To my eye, the notion that this video is exculpatory evidence seems absurd. A report of a disturbed man waving around a steak knife and making angry pronouncements is supposed to end with a team of police officers surrounding the offender, trying to talk him down, and, if persuasion fails, eventually subduing him and sending him in for psychiatric evaluation. Nothing suggests police officers faced an emergency requiring them to use their guns. The video convinced me only that the officers should be prosecuted, and that the St Louis police department needs to be completely overhauled, starting with its rules on the use of deadly force. Missouri should also revise its justifiable-homicide laws, which, as Yishai Schwartz explains in the New Republic, make it "almost impossible" to convict police officers who claim they acted in self-defence.

But there's an interesting similarity here. In both of these cases, someone is provoking an attack from a more powerful actor. Why would anyone do that?

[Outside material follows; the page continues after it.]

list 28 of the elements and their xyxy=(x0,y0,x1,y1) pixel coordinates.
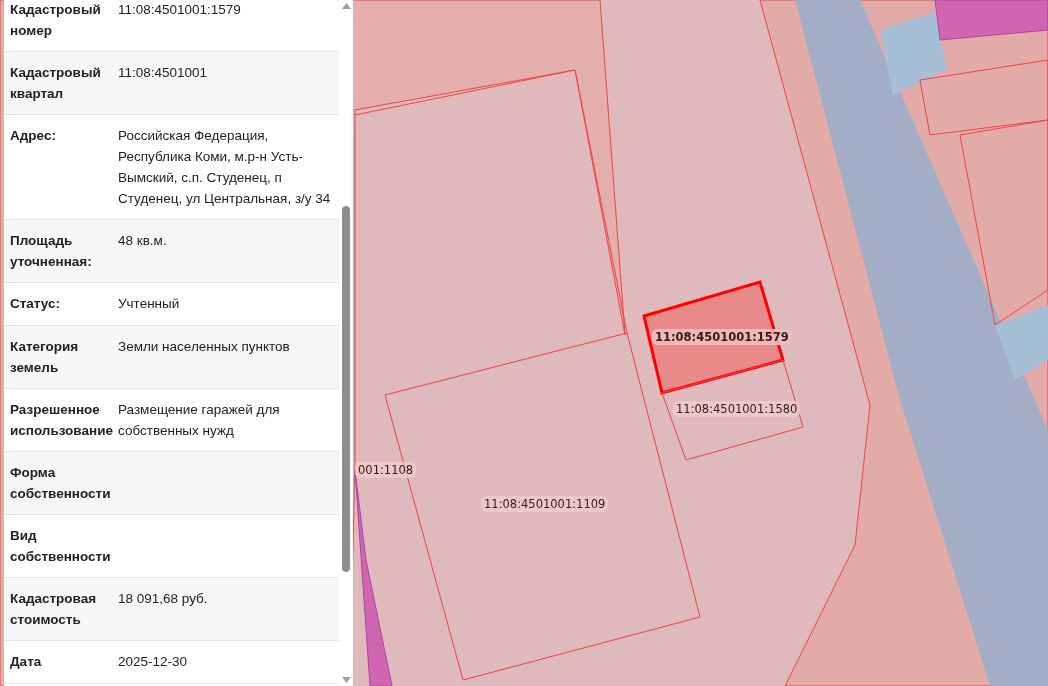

When force is used, it is often to influence or change the behaviour of a foe. The logic is that of deterrence: stop misbehaving, or we will attack you. Yet adversaries often understand that the deployment of force is not cost-free. The risk of escalation may ultimately make a conflict more costly than the initial deterrence was worth. This trade-off is a characteristic of many classic confrontations: the Cuban Missile Crisis, the Vietnam War, and so on.

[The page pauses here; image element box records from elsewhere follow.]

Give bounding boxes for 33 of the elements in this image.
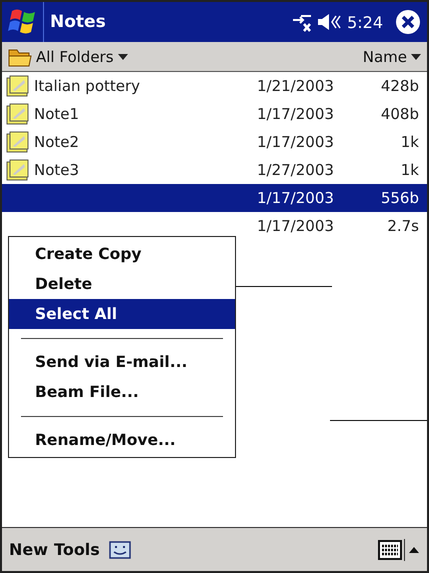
note-size: 428b [380,77,420,95]
speaker-icon[interactable] [317,12,342,32]
keyboard-button[interactable] [376,538,404,562]
note-name: Italian pottery [34,77,140,95]
window-title: Notes [50,12,107,32]
folder-dropdown[interactable]: All Folders [6,46,130,68]
note-date: 1/27/2003 [257,161,335,179]
menu-button[interactable]: Tools [51,540,103,559]
note-name: Note2 [34,133,80,151]
sort-dropdown[interactable]: Name [360,48,423,66]
connectivity-icon[interactable] [291,12,314,32]
note-size: 408b [380,105,420,123]
note-size: 556b [380,189,420,207]
note-date: 1/17/2003 [257,189,335,207]
menu-item[interactable]: Select All [9,299,235,329]
note-date: 1/17/2003 [257,217,335,235]
note-date: 1/17/2003 [257,105,335,123]
caret-icon [411,54,421,60]
close-icon[interactable] [395,9,421,35]
clock[interactable]: 5:24 [347,12,383,32]
flag-icon [8,8,38,36]
note-name: Note3 [34,161,80,179]
note-size: 1k [400,161,420,179]
note-row[interactable]: 1/17/2003 556b [2,184,427,212]
menu-button[interactable]: New [6,540,52,559]
note-size: 1k [400,133,420,151]
keyboard-icon [378,540,402,560]
caret-icon [118,54,128,60]
note-name: Note1 [34,105,80,123]
note-date: 1/21/2003 [257,77,335,95]
note-size: 2.7s [386,217,420,235]
note-date: 1/17/2003 [257,133,335,151]
up-arrow-icon [409,546,419,552]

In the case of ISIS, at least some elements apparently believe that luring America into a ground conflict will help them achieve their aims. For Islamic radical groups, fighting America is also great for recruitment, particularly if there is an opportunity to kill American soldiers. And if ISIS can escalate the conflict to the point where America no longer wants to bear the costs and pulls out, it will have scored a tremendous victory.

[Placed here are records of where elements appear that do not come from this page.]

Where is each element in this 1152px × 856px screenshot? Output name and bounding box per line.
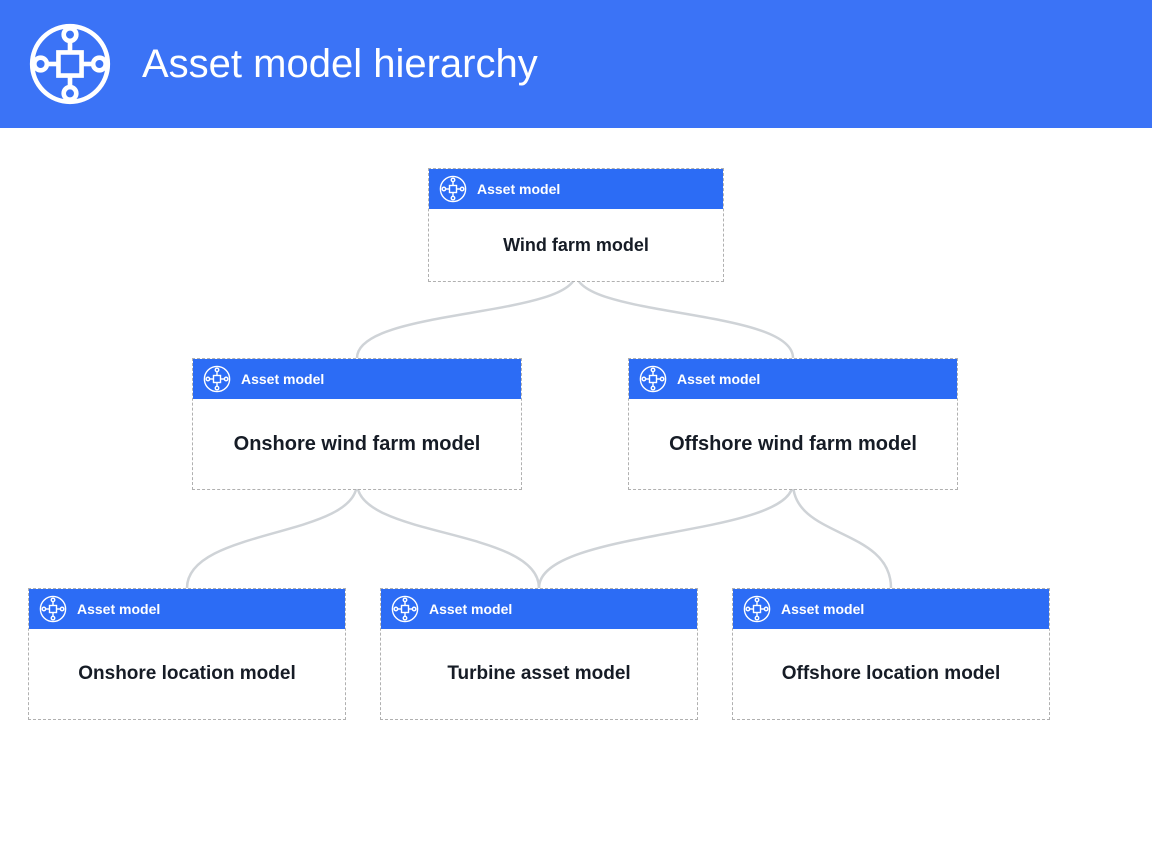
node-wind-farm-model: Asset model Wind farm model [428, 168, 724, 282]
node-title: Onshore location model [29, 629, 345, 719]
node-header: Asset model [381, 589, 697, 629]
node-type-label: Asset model [677, 371, 760, 387]
node-type-label: Asset model [477, 181, 560, 197]
node-header: Asset model [29, 589, 345, 629]
asset-model-icon [28, 22, 112, 106]
node-turbine-asset-model: Asset model Turbine asset model [380, 588, 698, 720]
node-onshore-location-model: Asset model Onshore location model [28, 588, 346, 720]
node-title: Offshore wind farm model [629, 399, 957, 489]
node-header: Asset model [193, 359, 521, 399]
asset-model-icon [391, 595, 419, 623]
node-onshore-wind-farm-model: Asset model Onshore wind farm model [192, 358, 522, 490]
node-header: Asset model [733, 589, 1049, 629]
asset-model-icon [743, 595, 771, 623]
node-type-label: Asset model [241, 371, 324, 387]
page-header: Asset model hierarchy [0, 0, 1152, 128]
node-title: Offshore location model [733, 629, 1049, 719]
node-type-label: Asset model [781, 601, 864, 617]
asset-model-icon [439, 175, 467, 203]
asset-model-icon [203, 365, 231, 393]
node-title: Wind farm model [429, 209, 723, 281]
node-type-label: Asset model [77, 601, 160, 617]
asset-model-icon [639, 365, 667, 393]
node-type-label: Asset model [429, 601, 512, 617]
asset-model-icon [39, 595, 67, 623]
node-title: Onshore wind farm model [193, 399, 521, 489]
node-title: Turbine asset model [381, 629, 697, 719]
diagram-canvas: Asset model Wind farm model Asset model … [0, 128, 1152, 856]
node-header: Asset model [629, 359, 957, 399]
page-title: Asset model hierarchy [142, 42, 538, 87]
node-offshore-location-model: Asset model Offshore location model [732, 588, 1050, 720]
node-header: Asset model [429, 169, 723, 209]
node-offshore-wind-farm-model: Asset model Offshore wind farm model [628, 358, 958, 490]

It is a bit hard to figure out what Mr Powell was trying to accomplish in St Louis, as he appears to have been mentally off-kilter, at least on that afternoon. (In a tragic moment in the video, before police arrive, a passerby advises him to back down: "That's not the way you do it, man.") But he was clearly trying to provoke police to shoot him, perhaps in the belief that this would illustrate the inequities of police brutality. More importantly, the police who confronted him, like police throughout the confrontations in Missouri, seem to be entirely committed to the logic of deterrence, while ignoring the costs of escalation. This is a problem of culture, of attitude, of legal impunity, and above all else of the pervasive use of firearms, which rapidly escalate minor disputes into potentially deadly confrontations. The police's deployment of force have left two dead and a town overwhelmed by protests and riots.

In Iraq, America seems to be weighing the risks of escalation very carefully before deploying force. In Missouri, however, the police seem to be deploying force without thinking about the consequences at all. And the cost of attacking the city's poorest and most beleaguered people is proving very high indeed.